Como você pode imaginar pelo começo que destrói completamente toda mitologia da personagem criada por Larson nos livros, Lisbeth ainda terá que enfrentar seu passado, encarnado em uma vilã que só se veste de vermelho e salto alto, como se fosse uma caricatura qualquer de algum filme de espionagem pouco interessante.
É fácil perceber que Blomkvist nem está na sinopse, o que é mais que merecido para a pouca importância do personagem, agora vivido pelo pouco empolgante Sverrir Gudnson, que você não deve lembrar de ter visto em lugar nenhum.
Além de criar essa trama maior do que a franquia gostaria, o trio de roteiristas ainda erra a mão nesses detalhes. Blomkvist parece relegado a duas matérias na carreira e uma insegurança que em nada combina com o personagem, um mesmo traço de caráter que arranca Lisbeth de seu próprio domínio. Sua frieza em muitos momentos se torna uma fragilidade emocional que atrapalha quem entrou para o cinema para ver aquela mesma personagem do outro filme. Essa nova heroína ainda parece estar a um passo a frente de tudo, mas acaba se permitindo tomar algumas decisões baseadas em uma emoção que não a raiva. Ter que encarar uma cara de choro e um gritinho desesperado por Blomkvist quando o vê machucado é de cortar o coração de quem enxergava uma complexidade muito maior na personagem.

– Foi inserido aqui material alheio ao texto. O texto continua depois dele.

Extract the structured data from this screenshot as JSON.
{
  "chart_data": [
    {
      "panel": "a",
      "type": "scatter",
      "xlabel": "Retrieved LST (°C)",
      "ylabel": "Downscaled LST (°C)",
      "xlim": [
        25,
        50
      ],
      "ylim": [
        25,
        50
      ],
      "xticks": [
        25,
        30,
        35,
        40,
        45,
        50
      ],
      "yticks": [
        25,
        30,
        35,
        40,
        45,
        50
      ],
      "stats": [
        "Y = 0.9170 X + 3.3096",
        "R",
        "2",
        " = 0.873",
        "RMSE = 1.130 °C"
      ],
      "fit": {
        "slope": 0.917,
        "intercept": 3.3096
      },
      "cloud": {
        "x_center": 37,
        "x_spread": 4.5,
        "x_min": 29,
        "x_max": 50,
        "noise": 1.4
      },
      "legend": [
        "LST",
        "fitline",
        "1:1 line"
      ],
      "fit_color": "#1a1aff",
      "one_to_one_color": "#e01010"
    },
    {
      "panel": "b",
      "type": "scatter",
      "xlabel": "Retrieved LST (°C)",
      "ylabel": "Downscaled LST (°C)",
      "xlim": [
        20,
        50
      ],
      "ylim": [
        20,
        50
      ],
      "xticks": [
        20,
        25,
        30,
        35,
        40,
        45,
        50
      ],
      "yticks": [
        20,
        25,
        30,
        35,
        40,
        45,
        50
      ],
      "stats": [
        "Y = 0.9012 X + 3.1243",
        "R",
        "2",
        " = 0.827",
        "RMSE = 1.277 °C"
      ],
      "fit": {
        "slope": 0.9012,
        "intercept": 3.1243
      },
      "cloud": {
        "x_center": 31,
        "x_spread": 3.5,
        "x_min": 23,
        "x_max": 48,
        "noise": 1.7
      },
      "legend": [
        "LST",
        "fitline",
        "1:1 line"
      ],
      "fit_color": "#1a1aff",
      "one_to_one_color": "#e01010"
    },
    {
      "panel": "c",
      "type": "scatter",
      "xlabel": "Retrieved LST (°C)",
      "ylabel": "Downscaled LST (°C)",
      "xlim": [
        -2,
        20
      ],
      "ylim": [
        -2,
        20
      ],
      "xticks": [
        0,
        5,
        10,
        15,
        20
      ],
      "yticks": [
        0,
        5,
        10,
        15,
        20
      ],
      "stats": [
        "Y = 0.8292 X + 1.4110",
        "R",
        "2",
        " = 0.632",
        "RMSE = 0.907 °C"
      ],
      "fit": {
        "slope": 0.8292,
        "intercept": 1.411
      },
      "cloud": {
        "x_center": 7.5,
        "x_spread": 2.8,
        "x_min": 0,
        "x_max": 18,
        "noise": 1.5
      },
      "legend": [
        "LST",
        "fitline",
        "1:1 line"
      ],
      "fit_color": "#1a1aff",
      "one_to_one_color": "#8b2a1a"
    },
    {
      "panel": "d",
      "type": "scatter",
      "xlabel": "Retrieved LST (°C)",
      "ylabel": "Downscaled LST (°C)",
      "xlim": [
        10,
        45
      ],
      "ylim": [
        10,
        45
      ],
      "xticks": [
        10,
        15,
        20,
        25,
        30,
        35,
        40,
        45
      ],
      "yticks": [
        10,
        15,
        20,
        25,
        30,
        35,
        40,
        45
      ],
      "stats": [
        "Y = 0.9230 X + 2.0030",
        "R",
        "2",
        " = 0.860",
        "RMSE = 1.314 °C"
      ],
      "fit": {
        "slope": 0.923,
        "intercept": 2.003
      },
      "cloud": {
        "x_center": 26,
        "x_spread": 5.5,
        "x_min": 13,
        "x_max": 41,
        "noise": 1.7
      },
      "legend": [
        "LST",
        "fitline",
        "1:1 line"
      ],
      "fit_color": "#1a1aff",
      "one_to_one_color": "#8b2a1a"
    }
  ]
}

Talvez A Garota na Teia de Aranha nem seja ruim, mas dai se colocar como continuação do outro, com personagens que já tinham conquistado uma legião de fãs, e seguir por um rumo tão diferente, impede que qualquer um consiga se distanciar dessas referências. Talvez, o desespero por manter a franquia levando dinheiro para os cofres tenha cegado todos que não perceberam que estavam fazendo sei lá qual filme, mas nunca um que honrasse a primeira adaptação do best seller sueco.
“The Girl On The Spider´s Web: A New Dragon Tatoo Story” (UK/Ale/Sue/Can/EUA, 2018), escrito por Jay Basu, Fede Alvarez e Steven Knight, baseado no livro de David Lagercrantz, dirigido por Fede Alvarez, com Claire Foy, Sylvia Hoeks, Lakeith Stanfield, Stephen Merchant, Cameron Britton, Vicky Krieps e Sverrir Gudnason.